We needed to setup a web host for the domain convert.ភាសាខ្មែរ.com for an upcoming project. It should have been simple, but this turned into quite the journey.
A very brief background on IDNs
Some background. Notice the use of Khmer characters: ភាសាខ្មែរ /pʰiesaa kmae/ or “Khmer Language”. ភាសាខ្មែរ.com is a domain I’ve owned for some time, having purchased it when I was learning Khmer. Because this domain names uses letters not found in the English alphabet, it is considered to be an Internationalized Domain Name (or IDN). Now, behind the scenes, ភាសាខ្មែរ is not stored using Khmer characters in a Domain Name System (DNS) record. For reasons of history, domain names are restricted to a handful of Latin script letters, digits, and hyphen, and so the domain must be re-encoded using a system known as ‘punycode‘ (truly!)
The punycode representation of ភាសាខ្មែរ
is the rather bamboozling xn--j2e7beiw1lb2hqg
.
Now, most of the time, this gory detail will be hidden from you in the user interface of your browser — but if you copy the URL from the address bar and paste it into a text editor, you’ll be presented with the gory details! (The domain punycoder.com allows you to easily play with other scripts and non-English-alphabet names and see how they are punycoded.)
We needed a backend host with Python for the project, which ruled out a lot of free options — particularly since we wanted to bind to this custom domain name. As I had access to an Azure subscription already, I went that way.
So first, I attempted to create the domain quickly in the Azure Portal web front end. I had no trouble creating https://khconvert.azurewebsites.net/ — took just a few seconds. Then I had to bind our domain convert.ភាសាខ្មែរ.com to this azure hostname. But computer said no:
The name convert.xn--j2e7beiw1lb2hqg.com is not valid.
Fine, perhaps the UI needed the domain name as a Unicode string.
Hmm. Blocked again.
Now, often the Azure Portal does not allow you to do things which can be done via their APIs or with their az
CLI tool. So I tried again with az
.
PS> az webapp config hostname add --hostname convert.xn--j2e7beiw1lb2hqg.com --webapp-name khconvert --resource-group <REDACTED> --verbose
The name convert.xn--j2e7beiw1lb2hqg.com is not valid.
Command ran in 4.228 seconds (init: 0.493, invoke: 3.736)
Okay then … perhaps I have to use the non-punycode version of the hostname? After all, that error in the Azure Portal was purely in the UI — it didn’t even call into the API.
And it worked!
Side track: the old Powershell console did not do well with rendering Khmer in its default settings…

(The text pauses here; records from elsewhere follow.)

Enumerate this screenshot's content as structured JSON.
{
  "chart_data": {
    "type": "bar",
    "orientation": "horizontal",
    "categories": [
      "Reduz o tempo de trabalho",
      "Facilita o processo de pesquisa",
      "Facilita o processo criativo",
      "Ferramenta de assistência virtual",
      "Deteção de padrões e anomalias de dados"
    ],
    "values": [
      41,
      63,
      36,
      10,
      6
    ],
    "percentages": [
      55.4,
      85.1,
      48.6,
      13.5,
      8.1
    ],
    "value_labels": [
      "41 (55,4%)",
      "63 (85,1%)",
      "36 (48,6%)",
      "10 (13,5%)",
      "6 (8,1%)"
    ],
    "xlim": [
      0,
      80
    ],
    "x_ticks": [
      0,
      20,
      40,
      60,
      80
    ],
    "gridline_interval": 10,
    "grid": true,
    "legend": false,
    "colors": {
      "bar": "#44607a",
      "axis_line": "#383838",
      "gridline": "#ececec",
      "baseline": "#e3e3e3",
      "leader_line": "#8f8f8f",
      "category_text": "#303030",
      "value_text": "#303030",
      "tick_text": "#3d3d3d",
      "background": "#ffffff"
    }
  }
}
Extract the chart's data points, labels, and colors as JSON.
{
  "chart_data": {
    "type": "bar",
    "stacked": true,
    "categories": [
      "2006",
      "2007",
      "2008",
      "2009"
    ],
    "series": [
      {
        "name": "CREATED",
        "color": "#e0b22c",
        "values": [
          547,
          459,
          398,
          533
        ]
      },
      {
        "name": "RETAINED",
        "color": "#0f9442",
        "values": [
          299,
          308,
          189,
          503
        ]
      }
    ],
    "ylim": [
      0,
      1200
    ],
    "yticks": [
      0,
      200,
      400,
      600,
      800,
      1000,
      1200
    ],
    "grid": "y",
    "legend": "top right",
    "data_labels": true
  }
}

So it looks like those were not question marks? Interestingly, I can paste Khmer characters into the console, but I can’t copy them back out from the command — those letters copy out as question marks. Although as you can see from a screenshot and corresponding text later, I can copy the response and show it correctly. (Admittedly, I was using the old Powershell console, not Terminal, which probably would have none of these problems.)
But it worked, hurrah! We are done!
Well, not quite. We need a TLS certificate for the site. Fortunately, Azure supports creating certificates automatically for web apps.
But not for IDNs.
And not even the CLI saved me this time.
PS> az webapp config ssl create --hostname 'convert.?????????.com' --name khconvert -g <REDACTED> --verbose
This command is in preview and under development. Reference and support levels: https://aka.ms/CLI_refstatus
Operation returned an invalid status 'Bad Request'
Content: {"Code":"BadRequest","Message":"Properties.CanonicalName is invalid. Canonical name convert.ភាសាខ្មែរ.com includes at least one special character. Only letters and numbers are allowed.","Target":null,"Details":[{"Message":"Properties.CanonicalName is invalid. Canonical name convert.ភាសាខ្មែរ.com includes at least one special character. Only letters and numbers are allowed."},{"Code":"BadRequest"},{"ErrorEntity":{"ExtendedCode":"51021","MessageTemplate":"{0} is invalid. {1}","Parameters":["Properties.CanonicalName","Canonical name convert.ភាសាខ្មែរ.com includes at least one special character. Only letters and numbers are allowed."],"Code":"BadRequest","Message":"Properties.CanonicalName is invalid. Canonical name convert.ភាសាខ្មែរ.com includes at least one special character. Only letters and numbers are allowed."}}],"Innererror":null}
At this point, I threw my hands in the air, put the domain behind a Cloudflare proxy and used their SSL certificate, and it just worked.
But it is no wonder there are so few IDNs. The experience is still frightful. The errors are weird. We have a long, long way to go.
(Oh, and do take a look at ភាសាខ្មែរ.com and convert.ភាសាខ្មែរ.com: the problems they are playing with have quite a lot to do with IDNs too!)